ERLC, others call on Czechs to reject legal prostitution

By Tom Strode - May 14, 2004 - comment

The ERLC and more than 110 allies have called on the Czech Republic to reject reported plans to legalize prostitution.

In a May 5 letter to President Vaclav Klaus and other Czech leaders, ERLC President Richard Land and the co-signers said such an act “would be a terrible mistake for the country as a whole and, in particular, for the women and children of the Eastern Europe region who will be victims of the Czech sex trade.” It also would “irreparably harm” the Czech Republic’s relations with the United States and other countries, the letter warned.

Legalizing prostitution would make the Czech Republic “the gateway for the flow of women and children from poorer Easter and Central European countries to sex industries throughout Western Europe and the world—an act unworthy of Czechs’ traditions of fighting for their own freedom,” Land and the others said in the letter.

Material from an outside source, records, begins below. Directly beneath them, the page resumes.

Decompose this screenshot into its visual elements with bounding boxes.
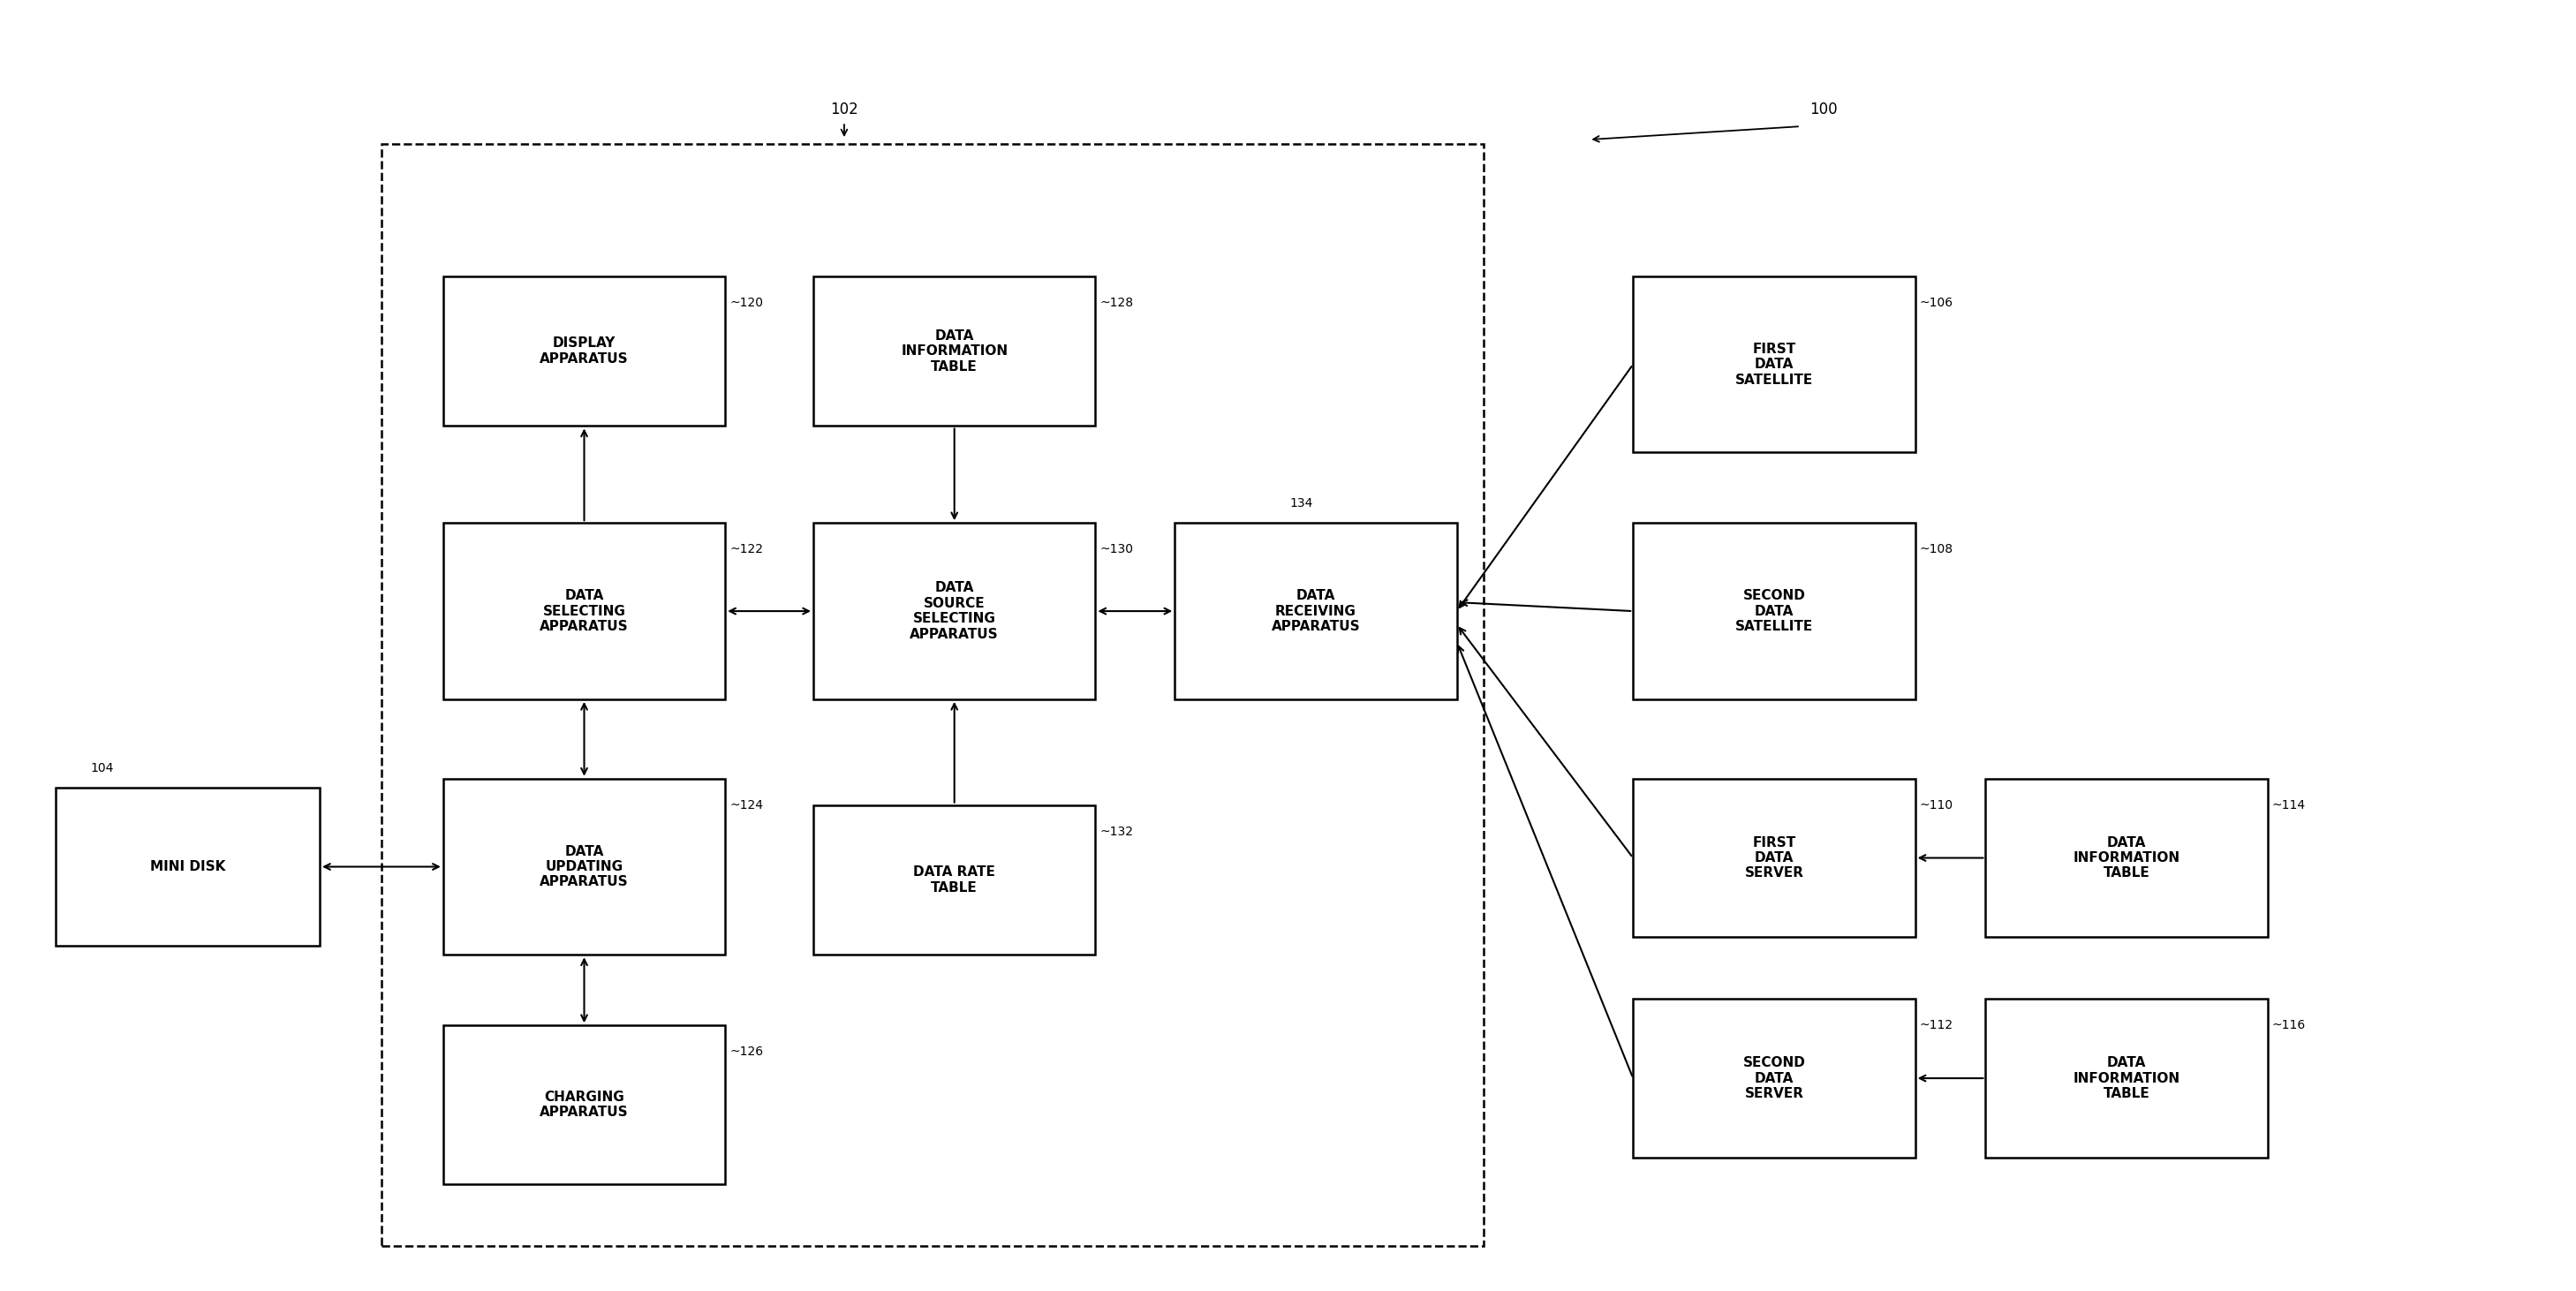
Text: DISPLAY
APPARATUS: DISPLAY APPARATUS <box>541 337 629 365</box>
Text: 134: 134 <box>1291 497 1314 510</box>
Bar <box>443 1025 726 1184</box>
Bar <box>443 778 726 955</box>
Text: ~126: ~126 <box>729 1046 762 1059</box>
Text: CHARGING
APPARATUS: CHARGING APPARATUS <box>541 1091 629 1119</box>
Text: ~108: ~108 <box>1919 544 1953 555</box>
Text: 100: 100 <box>1808 102 1837 117</box>
Bar <box>814 276 1095 426</box>
Text: ~120: ~120 <box>729 297 762 309</box>
Text: ~124: ~124 <box>729 799 762 811</box>
Text: DATA
INFORMATION
TABLE: DATA INFORMATION TABLE <box>2074 835 2179 880</box>
Text: ~110: ~110 <box>1919 799 1953 811</box>
Text: DATA
SELECTING
APPARATUS: DATA SELECTING APPARATUS <box>541 589 629 633</box>
Bar <box>1175 523 1458 700</box>
Bar <box>54 788 319 946</box>
Bar <box>1633 778 1914 937</box>
Bar <box>1986 999 2267 1158</box>
Bar <box>814 523 1095 700</box>
Text: ~122: ~122 <box>729 544 762 555</box>
Text: ~116: ~116 <box>2272 1019 2306 1032</box>
Text: DATA
UPDATING
APPARATUS: DATA UPDATING APPARATUS <box>541 844 629 888</box>
Bar <box>443 276 726 426</box>
Text: DATA
RECEIVING
APPARATUS: DATA RECEIVING APPARATUS <box>1273 589 1360 633</box>
Text: ~112: ~112 <box>1919 1019 1953 1032</box>
Bar <box>381 145 1484 1246</box>
Bar <box>1633 276 1914 452</box>
Bar <box>1986 778 2267 937</box>
Text: ~106: ~106 <box>1919 297 1953 309</box>
Text: 102: 102 <box>829 102 858 117</box>
Text: 104: 104 <box>90 762 113 775</box>
Text: ~128: ~128 <box>1100 297 1133 309</box>
Text: DATA
SOURCE
SELECTING
APPARATUS: DATA SOURCE SELECTING APPARATUS <box>909 581 999 640</box>
Text: ~114: ~114 <box>2272 799 2306 811</box>
Bar <box>814 806 1095 955</box>
Text: ~130: ~130 <box>1100 544 1133 555</box>
Bar <box>443 523 726 700</box>
Bar <box>1633 999 1914 1158</box>
Text: DATA
INFORMATION
TABLE: DATA INFORMATION TABLE <box>2074 1056 2179 1100</box>
Text: SECOND
DATA
SATELLITE: SECOND DATA SATELLITE <box>1736 589 1814 633</box>
Text: MINI DISK: MINI DISK <box>149 860 224 873</box>
Text: DATA
INFORMATION
TABLE: DATA INFORMATION TABLE <box>902 329 1007 373</box>
Text: SECOND
DATA
SERVER: SECOND DATA SERVER <box>1744 1056 1806 1100</box>
Text: DATA RATE
TABLE: DATA RATE TABLE <box>914 866 994 895</box>
Bar <box>1633 523 1914 700</box>
Text: FIRST
DATA
SERVER: FIRST DATA SERVER <box>1744 835 1803 880</box>
Text: FIRST
DATA
SATELLITE: FIRST DATA SATELLITE <box>1736 342 1814 386</box>
Text: ~132: ~132 <box>1100 825 1133 838</box>
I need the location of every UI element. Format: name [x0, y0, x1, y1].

They said they would resist such a Czech effort by working through Congress and other legislative bodies, as well as “through our organized women’s movements and from tens of thousands of church and synagogue pulpits.”

The international coalition that endorsed the letter included signers from Russia, India, Israel, Ireland, England and France. Among signers from the United States were Todd Bassett, national commander of The Salvation Army; Clive Calver, president of World Relief; Richard Cizik, vice president for governmental affairs of the National Association of Evangelicals; Michael Horowitz, senior fellow of the Hudson Institute; Donna Rice Hughes, president of Enough Is Enough; Diane Knippers, president of the Institute on Religion and Democracy; Connie Mackey, vice president for government affairs of Family Research Council; Ronald Sider, president of Evangelicals for Social Action; David Stevens, executive director of the Christian Medical Association; and Thomas Trask, general superintendent of the Assemblies of God.